Their new paper in the Proceedings of the National Academy of Sciences, published on-line Dec. 1as part of a special issue on movement ecology, reveals that by understanding how species move, you can predict if and how corridors work.

"The design and scale of this study are remarkable," said Orrock. 'Nothing has been done like this for plants before. It's the largest, best-replicated study of corridors in the world. "

"We knew coming into this study that corridors work, but we wanted to predict how they work for species, based on simple life history traits that are readily available," said Damschen, who painstakingly counted 300 different plant species that have occupied the patches since 2000 when the research began. "One of the important things we show is not only how a corridor works and affects a community of species in a single year or a few years, but how they work over much longer time scales."

Patches

In general, the researchers found that, overall, there were more species in the patch connected by a corridor than the unconnected ones. But they predicted that groups of species would respond differently depending on how they were moved around the landscape. Seeds are dispersed by wind, birds, or they move almost imperceptibly, dropping a few inches away from the parent plant, and thus are called unassisted.

Damschen can tell the source of dispersal by seed type. Wind-dispersed plants have a fuzzy feature, like a dandelion, called a pappus; bird-dispersed plants have fleshy fruits, and unassisted plants have plain, dull, little round seeds, similar to poppy seeds.

For birds, the researchers had great predictive power.
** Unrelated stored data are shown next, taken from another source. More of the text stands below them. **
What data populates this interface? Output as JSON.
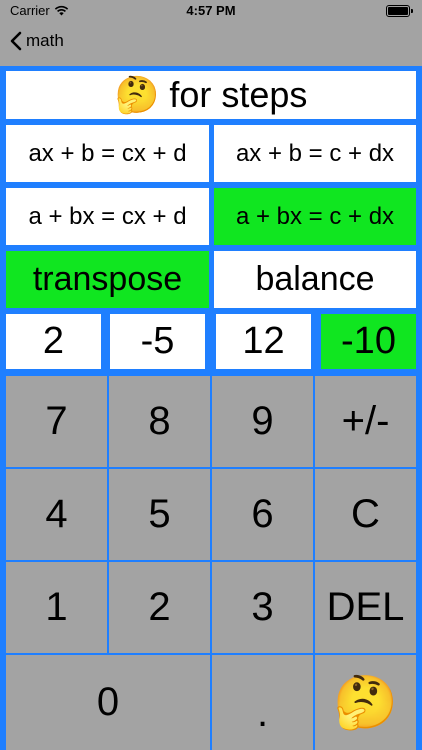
{
  "status": {
    "carrier": "Carrier",
    "time": "4:57 PM"
  },
  "nav": {
    "back_label": "math"
  },
  "steps": {
    "emoji": "🤔",
    "label": "for steps"
  },
  "equations": [
    {
      "label": "ax + b = cx + d",
      "selected": false
    },
    {
      "label": "ax + b = c + dx",
      "selected": false
    },
    {
      "label": "a + bx = cx + d",
      "selected": false
    },
    {
      "label": "a + bx = c + dx",
      "selected": true
    }
  ],
  "methods": [
    {
      "label": "transpose",
      "selected": true
    },
    {
      "label": "balance",
      "selected": false
    }
  ],
  "values": [
    {
      "label": "2",
      "selected": false
    },
    {
      "label": "-5",
      "selected": false
    },
    {
      "label": "12",
      "selected": false
    },
    {
      "label": "-10",
      "selected": true
    }
  ],
  "keypad": {
    "k7": "7",
    "k8": "8",
    "k9": "9",
    "sign": "+/-",
    "k4": "4",
    "k5": "5",
    "k6": "6",
    "clear": "C",
    "k1": "1",
    "k2": "2",
    "k3": "3",
    "del": "DEL",
    "k0": "0",
    "dot": ".",
    "think_emoji": "🤔"
  },
  "colors": {
    "accent_blue": "#1f7fff",
    "selected_green": "#10e620",
    "key_gray": "#a3a3a3"
  }
}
There were more bird-dispersed species in the connected then in either the unconnected rectangle or winged patches, which was the result of a detailed understanding of how birds move and forage.

For wind-dispersed plants, the researchers predicted that patch shape – an increase in habitat edges relative to cores – would increase the number of species in the community. They found this, but also found that corridors operated through connectivity effects.

All about being connected

"We did not predict this," Damschen said. "In hindsight, this makes a lot of sense. Wind can be channeled between physical structures. For example, think of when wind speeds up as you walk between tall buildings in a city. Corridors may similarly funnel wind and carry seeds down them. We are now testing for this kind of effect. My postdoc, Dirk Baker, and our technician, Colin Kremer, are using a model of wind dispersal in patchy landscapes to predict where these seeds might go based on wind dynamics. We then determine if the model accurately predicts where seeds go by releasing artificial seeds that literally glow in the dark. We release them into the wind and then find them again at night with a black light. We can record where the seeds go by using a GPS and match what is happening in reality to the model's predictions."

For unassisted species, the researchers predicted that corridors would have no effect because they assumed that their seeds were dropped near the parent plant, traveling no more than a few meters a year. Therein was the surprise.

"We found a really strong response to corridors, contrary to what we expected," Damschen said. ""We think these plants must be being assisted in some way, and we think it's possibly from mammals. Unassisted plants exceeded our expectations by a long shot."

Other studies suggest that some mammals incidentally ingest seeds while foraging, so perhaps they are providing assistance.

In order to find out if this is a plausible explanation, Caleb Hickman, a graduate student in the WUSTL Ecology, Evolution, and Population Biology Program, has collected fecal samples from a variety of mammals at the experimental sites and is literally planting them in soil in the WUSTL greenhouse to see if plant species emerge as seedlings that would have previously been classified as "unassisted."

"We think if we have a better understanding of unassisted dispersal and the impacts of wind, we'll have better predictive power," Orrock said.